Know what to optimize
Since optimizing for high traffic takes valuable time, it becomes crucial to be able to actually measure system’s capacity to focus on bottlenecks instead of making premature optimization. As Donald Knuth said:
"We should forget about small efficiencies, say about 97% of the time: premature optimization is the root of all evil"
So the basic thing we have to know is what we should be optimizing and if we should be optimizing.
What to measure
Measurement of the complex social network system is similarly complex task. We can use some simple, yet useful methods. First of all we’ll assume that highest cost of page load is dynamic generation of the main page. It seems plausible since all business logic should be focused there, surrounded mostly by static content. Optimizing servers for serving static files is much less resource-demanding than preparing dynamic pages. So we’ll focus only on measuring this part.
Duration of the request
The most common and simple method to check web page performance is to refresh it and see how much it takes. The problem is, that if you find out during development, that your page refreshes really fast, it really doesn’t mean you can sleep peacefully. Actually it doesn’t mean much at all. You can say you don’t have any immediate problem, but still your bottleneck may be hidden just below the surface.
Simulating multiple users
The next logical step is to ask: how it will perform when multiple users visit it at the same time. This is where the fun begins. There are few tools that easily allow to simulate 50, 100 or more simultaneous users coming to the site.
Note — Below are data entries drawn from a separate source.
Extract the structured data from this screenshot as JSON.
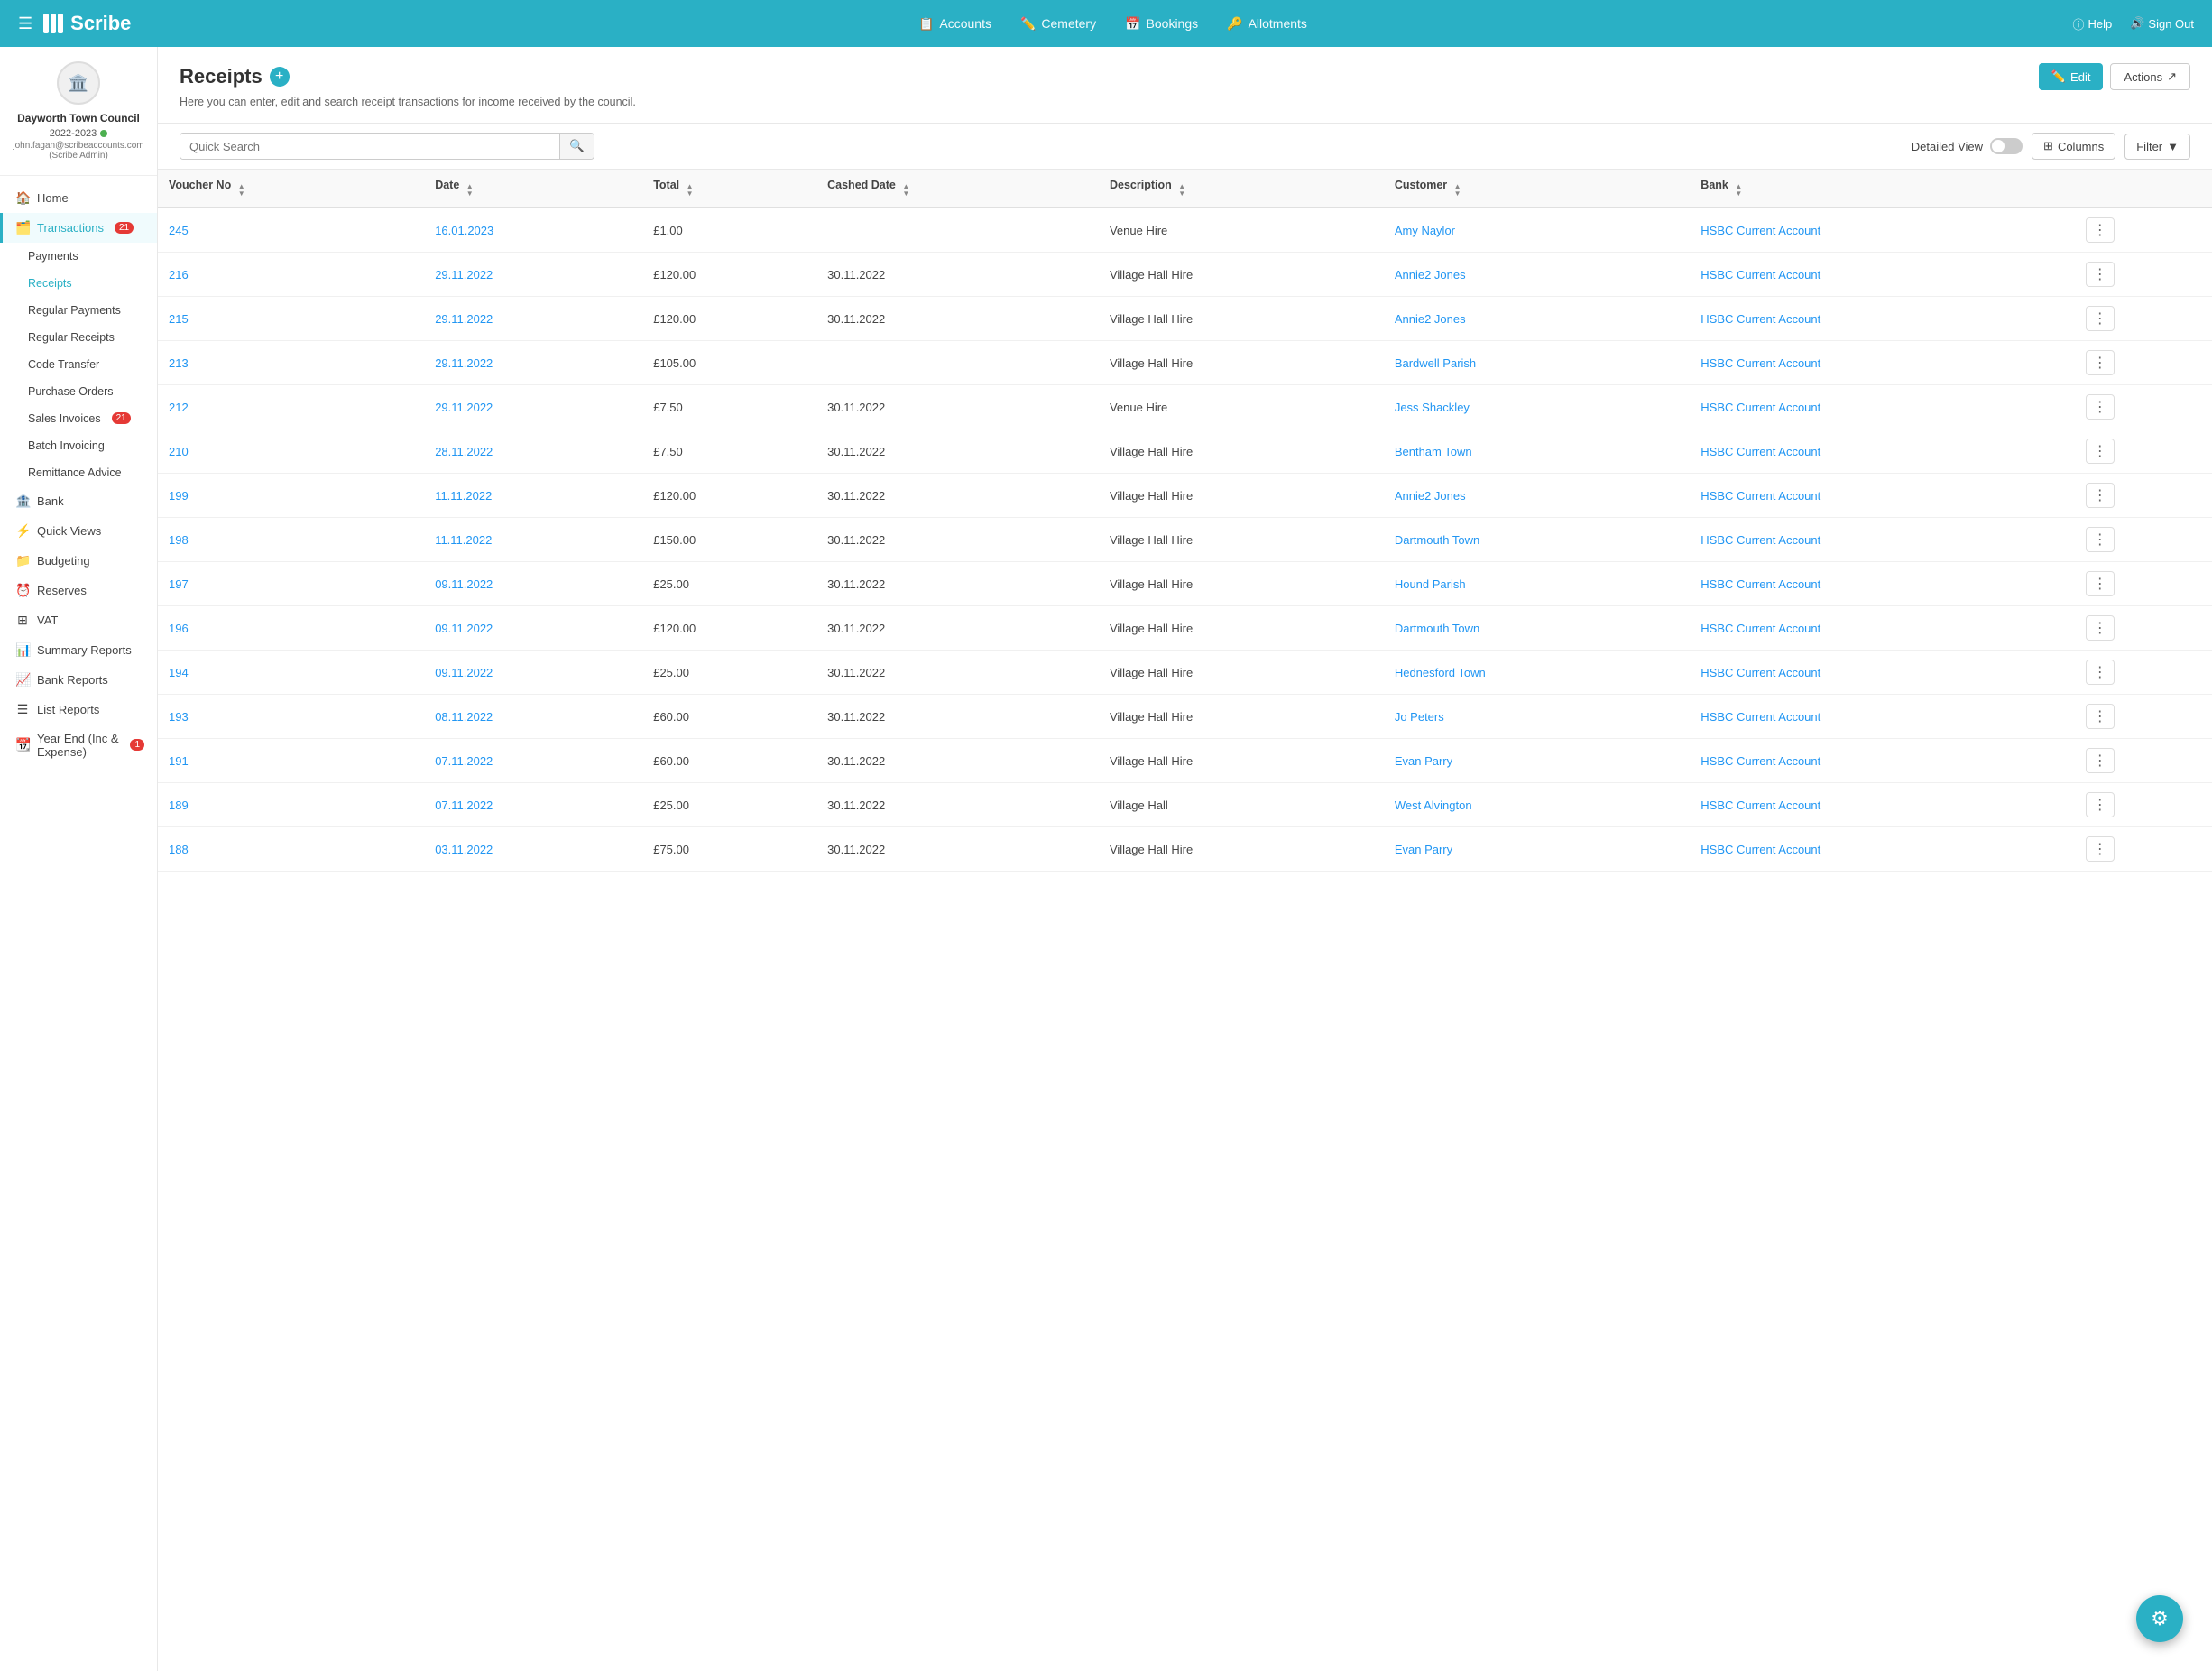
{
  "app": {
    "name": "Scribe"
  },
  "topnav": {
    "hamburger": "☰",
    "logo_text": "Scribe",
    "links": [
      {
        "label": "Accounts",
        "icon": "📋"
      },
      {
        "label": "Cemetery",
        "icon": "✏️"
      },
      {
        "label": "Bookings",
        "icon": "📅"
      },
      {
        "label": "Allotments",
        "icon": "🔑"
      }
    ],
    "help_label": "Help",
    "signout_label": "Sign Out"
  },
  "user": {
    "council": "Dayworth Town Council",
    "year": "2022-2023",
    "email": "john.fagan@scribeaccounts.com",
    "role": "(Scribe Admin)"
  },
  "sidebar": {
    "home_label": "Home",
    "transactions_label": "Transactions",
    "transactions_badge": "21",
    "sub_items": [
      {
        "label": "Payments",
        "active": false
      },
      {
        "label": "Receipts",
        "active": true
      },
      {
        "label": "Regular Payments",
        "active": false
      },
      {
        "label": "Regular Receipts",
        "active": false
      },
      {
        "label": "Code Transfer",
        "active": false
      },
      {
        "label": "Purchase Orders",
        "active": false
      },
      {
        "label": "Sales Invoices",
        "badge": "21",
        "active": false
      },
      {
        "label": "Batch Invoicing",
        "active": false
      },
      {
        "label": "Remittance Advice",
        "active": false
      }
    ],
    "bank_label": "Bank",
    "quick_views_label": "Quick Views",
    "budgeting_label": "Budgeting",
    "reserves_label": "Reserves",
    "vat_label": "VAT",
    "summary_reports_label": "Summary Reports",
    "bank_reports_label": "Bank Reports",
    "list_reports_label": "List Reports",
    "year_end_label": "Year End (Inc & Expense)",
    "year_end_badge": "1"
  },
  "page": {
    "title": "Receipts",
    "subtitle": "Here you can enter, edit and search receipt transactions for income received by the council.",
    "edit_label": "Edit",
    "actions_label": "Actions"
  },
  "toolbar": {
    "search_placeholder": "Quick Search",
    "detailed_view_label": "Detailed View",
    "columns_label": "Columns",
    "filter_label": "Filter"
  },
  "table": {
    "columns": [
      {
        "label": "Voucher No",
        "sortable": true,
        "sort_asc": true
      },
      {
        "label": "Date",
        "sortable": true
      },
      {
        "label": "Total",
        "sortable": true
      },
      {
        "label": "Cashed Date",
        "sortable": true
      },
      {
        "label": "Description",
        "sortable": true
      },
      {
        "label": "Customer",
        "sortable": true
      },
      {
        "label": "Bank",
        "sortable": true
      },
      {
        "label": ""
      }
    ],
    "rows": [
      {
        "voucher": "245",
        "date": "16.01.2023",
        "total": "£1.00",
        "cashed": "",
        "description": "Venue Hire",
        "customer": "Amy Naylor",
        "bank": "HSBC Current Account"
      },
      {
        "voucher": "216",
        "date": "29.11.2022",
        "total": "£120.00",
        "cashed": "30.11.2022",
        "description": "Village Hall Hire",
        "customer": "Annie2 Jones",
        "bank": "HSBC Current Account"
      },
      {
        "voucher": "215",
        "date": "29.11.2022",
        "total": "£120.00",
        "cashed": "30.11.2022",
        "description": "Village Hall Hire",
        "customer": "Annie2 Jones",
        "bank": "HSBC Current Account"
      },
      {
        "voucher": "213",
        "date": "29.11.2022",
        "total": "£105.00",
        "cashed": "",
        "description": "Village Hall Hire",
        "customer": "Bardwell Parish",
        "bank": "HSBC Current Account"
      },
      {
        "voucher": "212",
        "date": "29.11.2022",
        "total": "£7.50",
        "cashed": "30.11.2022",
        "description": "Venue Hire",
        "customer": "Jess Shackley",
        "bank": "HSBC Current Account"
      },
      {
        "voucher": "210",
        "date": "28.11.2022",
        "total": "£7.50",
        "cashed": "30.11.2022",
        "description": "Village Hall Hire",
        "customer": "Bentham Town",
        "bank": "HSBC Current Account"
      },
      {
        "voucher": "199",
        "date": "11.11.2022",
        "total": "£120.00",
        "cashed": "30.11.2022",
        "description": "Village Hall Hire",
        "customer": "Annie2 Jones",
        "bank": "HSBC Current Account"
      },
      {
        "voucher": "198",
        "date": "11.11.2022",
        "total": "£150.00",
        "cashed": "30.11.2022",
        "description": "Village Hall Hire",
        "customer": "Dartmouth Town",
        "bank": "HSBC Current Account"
      },
      {
        "voucher": "197",
        "date": "09.11.2022",
        "total": "£25.00",
        "cashed": "30.11.2022",
        "description": "Village Hall Hire",
        "customer": "Hound Parish",
        "bank": "HSBC Current Account"
      },
      {
        "voucher": "196",
        "date": "09.11.2022",
        "total": "£120.00",
        "cashed": "30.11.2022",
        "description": "Village Hall Hire",
        "customer": "Dartmouth Town",
        "bank": "HSBC Current Account"
      },
      {
        "voucher": "194",
        "date": "09.11.2022",
        "total": "£25.00",
        "cashed": "30.11.2022",
        "description": "Village Hall Hire",
        "customer": "Hednesford Town",
        "bank": "HSBC Current Account"
      },
      {
        "voucher": "193",
        "date": "08.11.2022",
        "total": "£60.00",
        "cashed": "30.11.2022",
        "description": "Village Hall Hire",
        "customer": "Jo Peters",
        "bank": "HSBC Current Account"
      },
      {
        "voucher": "191",
        "date": "07.11.2022",
        "total": "£60.00",
        "cashed": "30.11.2022",
        "description": "Village Hall Hire",
        "customer": "Evan Parry",
        "bank": "HSBC Current Account"
      },
      {
        "voucher": "189",
        "date": "07.11.2022",
        "total": "£25.00",
        "cashed": "30.11.2022",
        "description": "Village Hall",
        "customer": "West Alvington",
        "bank": "HSBC Current Account"
      },
      {
        "voucher": "188",
        "date": "03.11.2022",
        "total": "£75.00",
        "cashed": "30.11.2022",
        "description": "Village Hall Hire",
        "customer": "Evan Parry",
        "bank": "HSBC Current Account"
      }
    ]
  }
}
One of most commonly known is probably Apache Benchmark (ab), distributed with popular Apache server.
Below is plotted example data of such benchmark. It shows ordered response times of total 1024 requests made by 128 concurrent clients. You can think of it as 128 guys pressing refresh button 8 times in a row (of course we don’t use real people ;-) ). The blue line is the total time required by client to receive full response from server.
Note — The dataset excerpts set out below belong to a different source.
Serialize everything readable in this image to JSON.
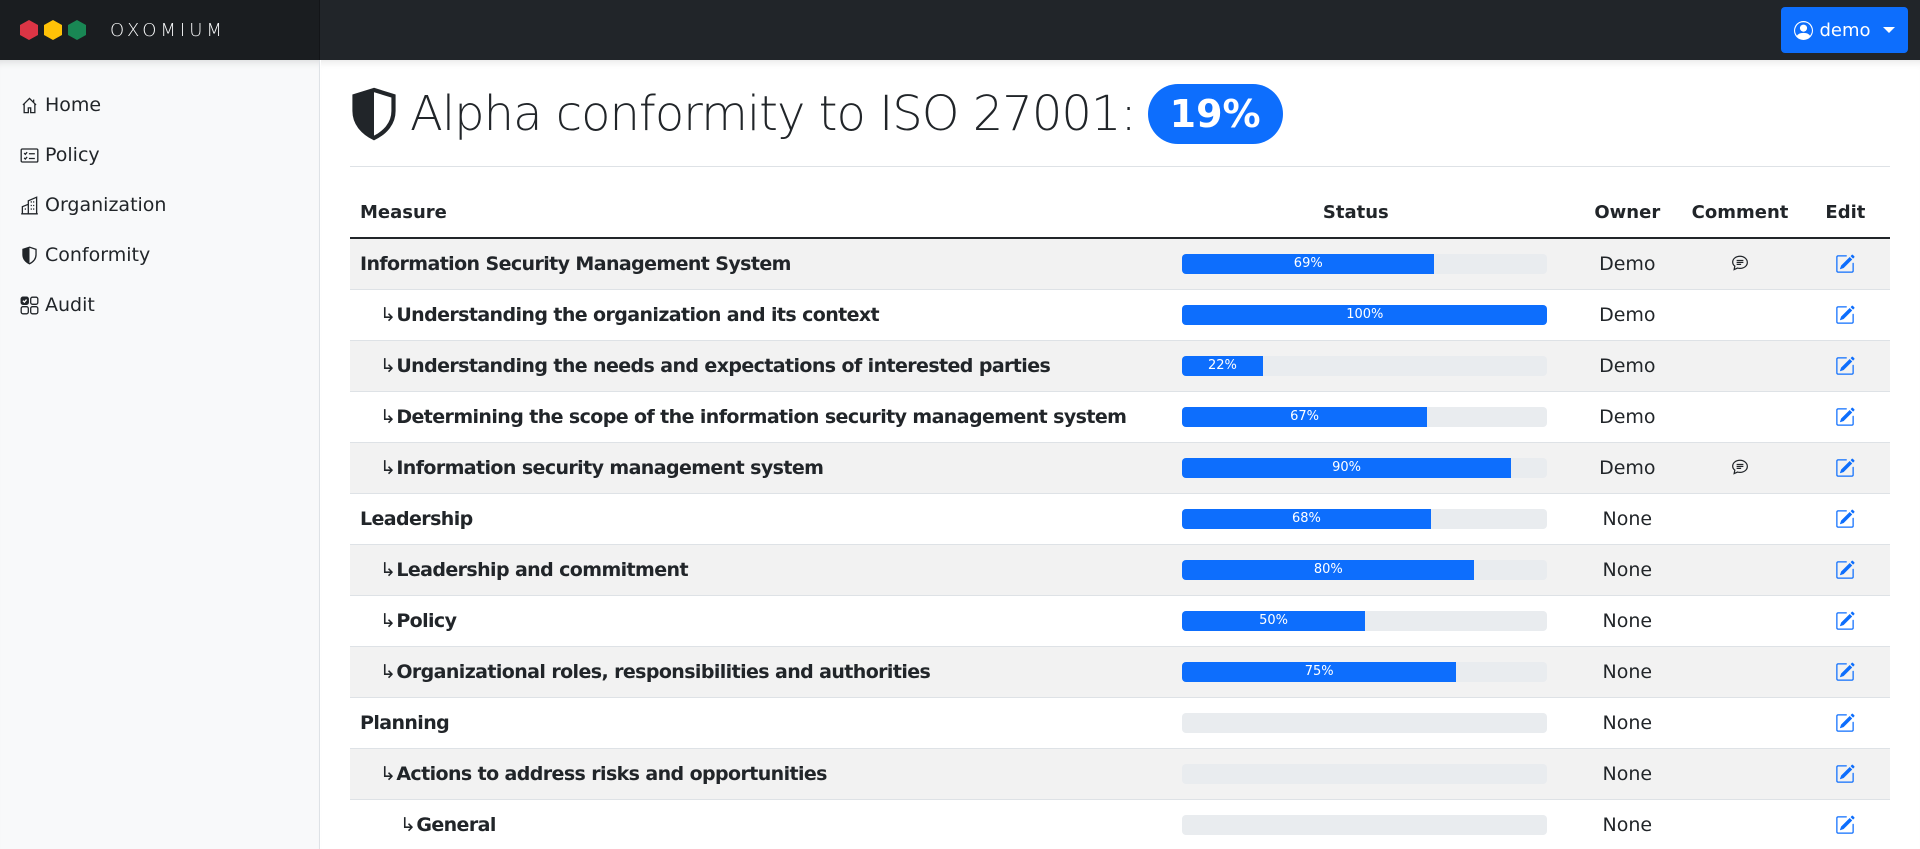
{
  "navbar": {
    "brand": "Oxomium",
    "logo_colors": [
      "#dc3545",
      "#ffc107",
      "#198754"
    ],
    "user_label": "demo"
  },
  "sidebar": {
    "items": [
      {
        "label": "Home",
        "icon": "house-icon"
      },
      {
        "label": "Policy",
        "icon": "card-checklist-icon"
      },
      {
        "label": "Organization",
        "icon": "buildings-icon"
      },
      {
        "label": "Conformity",
        "icon": "shield-half-icon"
      },
      {
        "label": "Audit",
        "icon": "ui-checks-grid-icon"
      }
    ]
  },
  "main": {
    "title": "Alpha conformity to ISO 27001:",
    "score_badge": "19%",
    "table": {
      "headers": {
        "measure": "Measure",
        "status": "Status",
        "owner": "Owner",
        "comment": "Comment",
        "edit": "Edit"
      },
      "rows": [
        {
          "level": 0,
          "measure": "Information Security Management System",
          "progress": 69,
          "progress_label": "69%",
          "owner": "Demo",
          "has_comment": true
        },
        {
          "level": 1,
          "measure": "Understanding the organization and its context",
          "progress": 100,
          "progress_label": "100%",
          "owner": "Demo",
          "has_comment": false
        },
        {
          "level": 1,
          "measure": "Understanding the needs and expectations of interested parties",
          "progress": 22,
          "progress_label": "22%",
          "owner": "Demo",
          "has_comment": false
        },
        {
          "level": 1,
          "measure": "Determining the scope of the information security management system",
          "progress": 67,
          "progress_label": "67%",
          "owner": "Demo",
          "has_comment": false
        },
        {
          "level": 1,
          "measure": "Information security management system",
          "progress": 90,
          "progress_label": "90%",
          "owner": "Demo",
          "has_comment": true
        },
        {
          "level": 0,
          "measure": "Leadership",
          "progress": 68,
          "progress_label": "68%",
          "owner": "None",
          "has_comment": false
        },
        {
          "level": 1,
          "measure": "Leadership and commitment",
          "progress": 80,
          "progress_label": "80%",
          "owner": "None",
          "has_comment": false
        },
        {
          "level": 1,
          "measure": "Policy",
          "progress": 50,
          "progress_label": "50%",
          "owner": "None",
          "has_comment": false
        },
        {
          "level": 1,
          "measure": "Organizational roles, responsibilities and authorities",
          "progress": 75,
          "progress_label": "75%",
          "owner": "None",
          "has_comment": false
        },
        {
          "level": 0,
          "measure": "Planning",
          "progress": 0,
          "progress_label": "",
          "owner": "None",
          "has_comment": false
        },
        {
          "level": 1,
          "measure": "Actions to address risks and opportunities",
          "progress": 0,
          "progress_label": "",
          "owner": "None",
          "has_comment": false
        },
        {
          "level": 2,
          "measure": "General",
          "progress": 0,
          "progress_label": "",
          "owner": "None",
          "has_comment": false
        }
      ]
    },
    "colors": {
      "primary": "#0d6efd",
      "navbar_bg": "#212529",
      "progress_track": "#e9ecef",
      "stripe": "#f2f2f2"
    }
  }
}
Determining page throughput
Very well, we managed to get some concrete data, but still our basic question for maximum amount of users we can handle, remains unanswered. The most straightforward approach is to try to increase amount of concurrent users on and on to see when the server reaches it’s top limit.
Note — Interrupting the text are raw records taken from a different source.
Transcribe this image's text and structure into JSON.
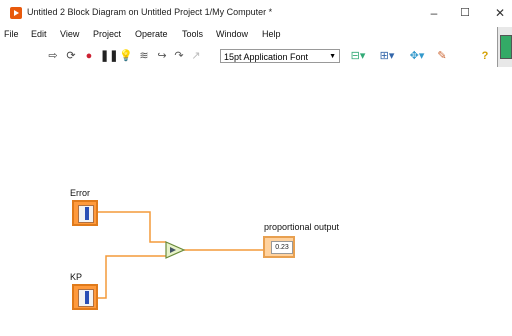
{
  "window": {
    "title": "Untitled 2 Block Diagram on Untitled Project 1/My Computer *",
    "minimize": "–",
    "maximize": "☐",
    "close": "✕"
  },
  "menu": [
    {
      "label": "File"
    },
    {
      "label": "Edit"
    },
    {
      "label": "View"
    },
    {
      "label": "Project"
    },
    {
      "label": "Operate"
    },
    {
      "label": "Tools"
    },
    {
      "label": "Window"
    },
    {
      "label": "Help"
    }
  ],
  "toolbar": {
    "font": "15pt Application Font"
  },
  "diagram": {
    "error_label": "Error",
    "kp_label": "KP",
    "output_label": "proportional output",
    "output_value": "0.23"
  },
  "colors": {
    "terminal_orange": "#ff9a3c",
    "wire_orange": "#f39a3a",
    "multiply_green": "#e7f2c8"
  }
}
But how to see this limit? Is it when server becomes totally unresponsive? Or maybe when it even crashes? (quite common to Apache BTW) It seems the working limit should be somehow lower.
We’ll focus on determining average throughput of the server defined as amount of requests, that server is able to complete every second, under constant load. Imagine an exapmle. Let’s say, it takes 2s for server to deliver file to user (it’s not so straightforward in real, but let’s assume that for the sake of example). Let’s assume also that server can handle at most 10 concurrent user downloads (other users get queued). What is the server throughput here? We can complete 10 requests in 2s, so average is 5 requests per second. What does it really mean? It means that if we get more than 5 new users per second for longer period of time - we’re in trouble. Very short bursts are not a concern, the queue will be emptied again. But if it goes on, response times for users will become longer and longer, and eventually users start receiving time-out errors.
How it looks in practice? Let’s see below:
This is real benchmark result used to determine server throughput for particular resource. As we see, gradually increasing amount of result in reaching some top requests per second value and after that only thing that grows is response time. In this case we can safely assume that out throughput is just below 2000 requests per second. We can than use it now as precise, and what more important - meaningful estimate of our social network capabilities.
After we looked around the application, and measured it’s key components performance, it’s time for improvement of elements that really need it. But now we’re not guessing, since we have hard evidence where our problem is. Now is the time to narrow the search, and go to the code profiling part (for backend scripts case).
Using described approach allowed us to reveal some bottlenecks that were invisible to simple tests. The case was when database connection took only 3% of the loading time for single user on page. But after we started tests with concurrent users, we got appallingly low throughput value. It helped us to figure out that our database was growing to 35% of run-time. Very simple optimization in right place improved our throughput by 3 times! Much more cost-effective than making swarm of random tweaks.
Focusing our approach, let us to spend more time on development of more complex and well-targeted optimization solution. We saved tremendous amount of server resources and got similarly better user experience. You can read about our high load solution in another article. To sum up: take time to pinpoint the problem, and save even more time on unnecessary optimizations.